Low frequency signal detection via correlated Ramsey measurements

TL;DR

This paper demonstrates that correlated Ramsey measurements, with carefully timed sequences, are highly effective for detecting low frequency signals, outperforming traditional methods and enabling spectral reconstruction regardless of signal frequency.

Contribution

It introduces an optimized correlated Ramsey measurement protocol that rivals or surpasses existing techniques for low frequency signal detection using quantum probes.

Findings

Correlated Ramsey sequences outperform dynamical decoupling in low frequency detection.

The protocol enables simultaneous amplitude and phase tracking of signals.

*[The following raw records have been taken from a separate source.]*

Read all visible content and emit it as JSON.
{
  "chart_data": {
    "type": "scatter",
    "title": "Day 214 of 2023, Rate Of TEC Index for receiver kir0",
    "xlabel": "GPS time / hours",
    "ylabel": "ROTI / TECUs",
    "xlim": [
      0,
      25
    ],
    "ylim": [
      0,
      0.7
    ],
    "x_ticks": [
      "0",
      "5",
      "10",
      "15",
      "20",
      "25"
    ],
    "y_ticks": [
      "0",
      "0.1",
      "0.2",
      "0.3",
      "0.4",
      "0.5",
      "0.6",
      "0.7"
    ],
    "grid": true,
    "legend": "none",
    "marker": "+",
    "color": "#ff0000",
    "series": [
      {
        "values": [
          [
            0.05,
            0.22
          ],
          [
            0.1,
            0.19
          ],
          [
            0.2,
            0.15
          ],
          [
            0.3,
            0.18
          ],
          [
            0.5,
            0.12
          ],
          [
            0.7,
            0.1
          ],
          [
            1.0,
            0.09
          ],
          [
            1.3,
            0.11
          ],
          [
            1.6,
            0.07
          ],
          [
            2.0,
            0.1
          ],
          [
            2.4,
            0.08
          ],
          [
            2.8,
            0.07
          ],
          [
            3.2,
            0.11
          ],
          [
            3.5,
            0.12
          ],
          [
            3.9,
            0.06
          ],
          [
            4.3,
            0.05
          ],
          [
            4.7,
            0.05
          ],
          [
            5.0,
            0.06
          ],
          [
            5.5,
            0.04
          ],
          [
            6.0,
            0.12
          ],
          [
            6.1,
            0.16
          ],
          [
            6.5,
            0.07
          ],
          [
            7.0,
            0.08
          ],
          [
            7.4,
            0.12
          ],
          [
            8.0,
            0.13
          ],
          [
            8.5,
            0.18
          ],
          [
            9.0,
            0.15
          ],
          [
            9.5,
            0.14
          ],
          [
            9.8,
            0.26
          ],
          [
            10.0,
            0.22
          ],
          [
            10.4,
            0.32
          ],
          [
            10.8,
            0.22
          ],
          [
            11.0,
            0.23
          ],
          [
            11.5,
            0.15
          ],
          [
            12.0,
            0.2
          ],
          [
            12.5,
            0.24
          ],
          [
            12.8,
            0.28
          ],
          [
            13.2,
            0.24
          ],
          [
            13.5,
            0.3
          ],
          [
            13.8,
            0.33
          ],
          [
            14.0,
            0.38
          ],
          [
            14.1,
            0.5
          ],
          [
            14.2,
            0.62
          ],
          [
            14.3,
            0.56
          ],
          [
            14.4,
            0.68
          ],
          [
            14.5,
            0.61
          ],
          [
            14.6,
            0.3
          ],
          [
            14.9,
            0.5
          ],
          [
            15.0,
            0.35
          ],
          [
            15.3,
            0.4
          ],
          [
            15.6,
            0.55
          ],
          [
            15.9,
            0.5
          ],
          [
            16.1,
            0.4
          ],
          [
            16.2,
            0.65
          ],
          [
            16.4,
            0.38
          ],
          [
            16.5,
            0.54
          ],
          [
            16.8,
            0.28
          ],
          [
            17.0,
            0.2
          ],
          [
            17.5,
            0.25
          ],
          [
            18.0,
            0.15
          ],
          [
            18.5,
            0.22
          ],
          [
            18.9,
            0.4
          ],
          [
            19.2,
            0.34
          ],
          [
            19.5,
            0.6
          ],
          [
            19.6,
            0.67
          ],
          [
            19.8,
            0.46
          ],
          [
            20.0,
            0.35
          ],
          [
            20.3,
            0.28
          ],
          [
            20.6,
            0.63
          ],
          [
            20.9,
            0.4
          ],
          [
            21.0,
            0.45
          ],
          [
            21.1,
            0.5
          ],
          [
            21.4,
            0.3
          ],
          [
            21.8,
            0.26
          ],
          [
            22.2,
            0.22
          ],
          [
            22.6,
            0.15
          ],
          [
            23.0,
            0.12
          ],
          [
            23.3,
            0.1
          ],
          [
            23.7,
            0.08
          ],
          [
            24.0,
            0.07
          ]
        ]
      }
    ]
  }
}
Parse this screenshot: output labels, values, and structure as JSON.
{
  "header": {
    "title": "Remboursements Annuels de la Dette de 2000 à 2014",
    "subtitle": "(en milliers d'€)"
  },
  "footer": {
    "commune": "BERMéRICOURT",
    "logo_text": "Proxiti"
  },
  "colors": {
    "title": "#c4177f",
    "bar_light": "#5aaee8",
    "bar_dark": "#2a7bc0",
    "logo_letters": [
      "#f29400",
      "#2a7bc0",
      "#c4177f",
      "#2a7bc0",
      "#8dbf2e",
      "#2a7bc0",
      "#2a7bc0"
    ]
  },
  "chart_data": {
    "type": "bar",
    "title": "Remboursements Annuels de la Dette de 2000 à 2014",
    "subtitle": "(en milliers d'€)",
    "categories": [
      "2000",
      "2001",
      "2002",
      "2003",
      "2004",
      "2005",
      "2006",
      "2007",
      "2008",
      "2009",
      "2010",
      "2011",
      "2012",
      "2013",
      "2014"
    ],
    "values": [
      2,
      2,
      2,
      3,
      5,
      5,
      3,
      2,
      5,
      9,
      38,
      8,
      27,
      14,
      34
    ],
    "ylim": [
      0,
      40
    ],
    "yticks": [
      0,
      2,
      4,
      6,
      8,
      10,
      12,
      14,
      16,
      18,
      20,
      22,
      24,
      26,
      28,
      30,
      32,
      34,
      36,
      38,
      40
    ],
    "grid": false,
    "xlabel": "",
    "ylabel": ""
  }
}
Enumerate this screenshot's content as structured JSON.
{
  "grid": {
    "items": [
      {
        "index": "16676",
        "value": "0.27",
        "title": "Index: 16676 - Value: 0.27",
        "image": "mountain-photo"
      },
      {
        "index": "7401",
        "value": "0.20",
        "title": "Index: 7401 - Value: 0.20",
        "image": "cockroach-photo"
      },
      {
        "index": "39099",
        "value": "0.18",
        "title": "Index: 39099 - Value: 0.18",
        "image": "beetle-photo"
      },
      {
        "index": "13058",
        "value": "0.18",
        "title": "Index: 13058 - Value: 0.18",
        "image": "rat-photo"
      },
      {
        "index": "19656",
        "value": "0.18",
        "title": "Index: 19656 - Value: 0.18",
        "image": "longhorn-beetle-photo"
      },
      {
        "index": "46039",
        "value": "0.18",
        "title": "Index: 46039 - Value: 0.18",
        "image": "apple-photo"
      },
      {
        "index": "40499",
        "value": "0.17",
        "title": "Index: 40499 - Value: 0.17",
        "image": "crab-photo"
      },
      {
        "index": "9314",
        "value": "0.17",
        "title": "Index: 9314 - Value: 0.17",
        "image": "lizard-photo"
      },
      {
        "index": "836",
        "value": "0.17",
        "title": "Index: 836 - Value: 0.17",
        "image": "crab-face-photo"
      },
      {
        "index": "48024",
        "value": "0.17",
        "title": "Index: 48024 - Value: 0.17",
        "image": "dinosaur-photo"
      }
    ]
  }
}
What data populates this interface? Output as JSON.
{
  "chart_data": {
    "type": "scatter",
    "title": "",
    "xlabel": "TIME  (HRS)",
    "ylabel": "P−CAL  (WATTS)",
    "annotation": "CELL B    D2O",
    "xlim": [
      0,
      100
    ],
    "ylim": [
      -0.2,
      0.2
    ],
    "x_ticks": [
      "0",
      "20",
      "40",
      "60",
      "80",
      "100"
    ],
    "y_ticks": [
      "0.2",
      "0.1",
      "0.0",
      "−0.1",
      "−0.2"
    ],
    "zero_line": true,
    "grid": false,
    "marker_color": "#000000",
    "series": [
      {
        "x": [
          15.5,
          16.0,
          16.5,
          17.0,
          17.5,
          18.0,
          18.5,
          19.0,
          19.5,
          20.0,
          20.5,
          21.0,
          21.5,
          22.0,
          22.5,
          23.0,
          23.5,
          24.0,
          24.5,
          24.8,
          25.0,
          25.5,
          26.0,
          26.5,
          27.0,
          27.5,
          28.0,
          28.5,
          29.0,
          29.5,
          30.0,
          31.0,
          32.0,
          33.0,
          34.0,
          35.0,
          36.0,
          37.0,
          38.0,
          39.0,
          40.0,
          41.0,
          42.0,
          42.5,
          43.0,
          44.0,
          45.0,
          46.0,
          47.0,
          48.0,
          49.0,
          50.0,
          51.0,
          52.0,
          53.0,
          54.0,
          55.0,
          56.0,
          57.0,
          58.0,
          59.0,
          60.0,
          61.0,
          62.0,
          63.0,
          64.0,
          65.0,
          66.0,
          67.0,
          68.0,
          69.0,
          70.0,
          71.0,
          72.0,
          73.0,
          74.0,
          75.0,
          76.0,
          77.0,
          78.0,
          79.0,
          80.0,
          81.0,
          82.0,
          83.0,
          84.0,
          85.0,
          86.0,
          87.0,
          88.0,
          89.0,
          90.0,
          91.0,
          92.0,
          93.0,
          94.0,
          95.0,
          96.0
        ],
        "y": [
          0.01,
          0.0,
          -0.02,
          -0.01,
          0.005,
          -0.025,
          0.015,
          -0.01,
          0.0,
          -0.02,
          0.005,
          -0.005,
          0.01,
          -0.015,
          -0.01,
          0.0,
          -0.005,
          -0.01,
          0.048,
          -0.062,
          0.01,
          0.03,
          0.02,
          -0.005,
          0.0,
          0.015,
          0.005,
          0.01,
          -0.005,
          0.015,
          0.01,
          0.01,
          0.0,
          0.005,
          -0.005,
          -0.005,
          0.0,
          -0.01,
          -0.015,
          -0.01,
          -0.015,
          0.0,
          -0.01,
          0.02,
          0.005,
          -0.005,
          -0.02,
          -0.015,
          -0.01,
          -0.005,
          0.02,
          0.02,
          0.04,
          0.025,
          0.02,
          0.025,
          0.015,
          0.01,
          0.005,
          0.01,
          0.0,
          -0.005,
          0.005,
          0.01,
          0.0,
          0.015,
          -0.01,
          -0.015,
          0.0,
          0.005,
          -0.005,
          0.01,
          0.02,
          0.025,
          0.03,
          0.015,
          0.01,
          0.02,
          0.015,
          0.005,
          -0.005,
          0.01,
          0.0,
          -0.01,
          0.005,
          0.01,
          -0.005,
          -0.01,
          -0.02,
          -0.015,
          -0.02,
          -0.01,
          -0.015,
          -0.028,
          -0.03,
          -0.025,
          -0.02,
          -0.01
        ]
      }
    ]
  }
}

Post-processing correlation improves spectral reconstruction efficiency.

Abstract

The low frequency region of the spectrum is a challenging regime for quantum probes. We support the idea that, in this regime, performing Ramsey measurements carefully controlling the time at which each measurement is initiated is an excellent signal detection strategy. We use the Fisher information to demonstrate a high quality performance in the low frequency regime, compared to more elaborated measurement sequences, and to optimise the correlated Ramsey sequence according to any given experimental parameters, showing that correlated Ramsey rivals with state-of-the-art protocols, and can even outperform commonly employed sequences such as dynamical decoupling in the detection of low frequency signals. Contrary to typical quantum detection protocols for oscillating signals, which require adjusting the time separation between pulses to match the half period of the target signal, and consequently see their scope limited to signals whose period is shorter than the characteristic decoherence time of the probe, or to those protocols whose target is primarily static signals, the time-tagged correlated Ramsey sequence simultaneously tracks the amplitude and the phase information of the target signal, regardless of its frequency, which crucially permits correlating measurements in post-processing, leading to efficient spectral reconstruction.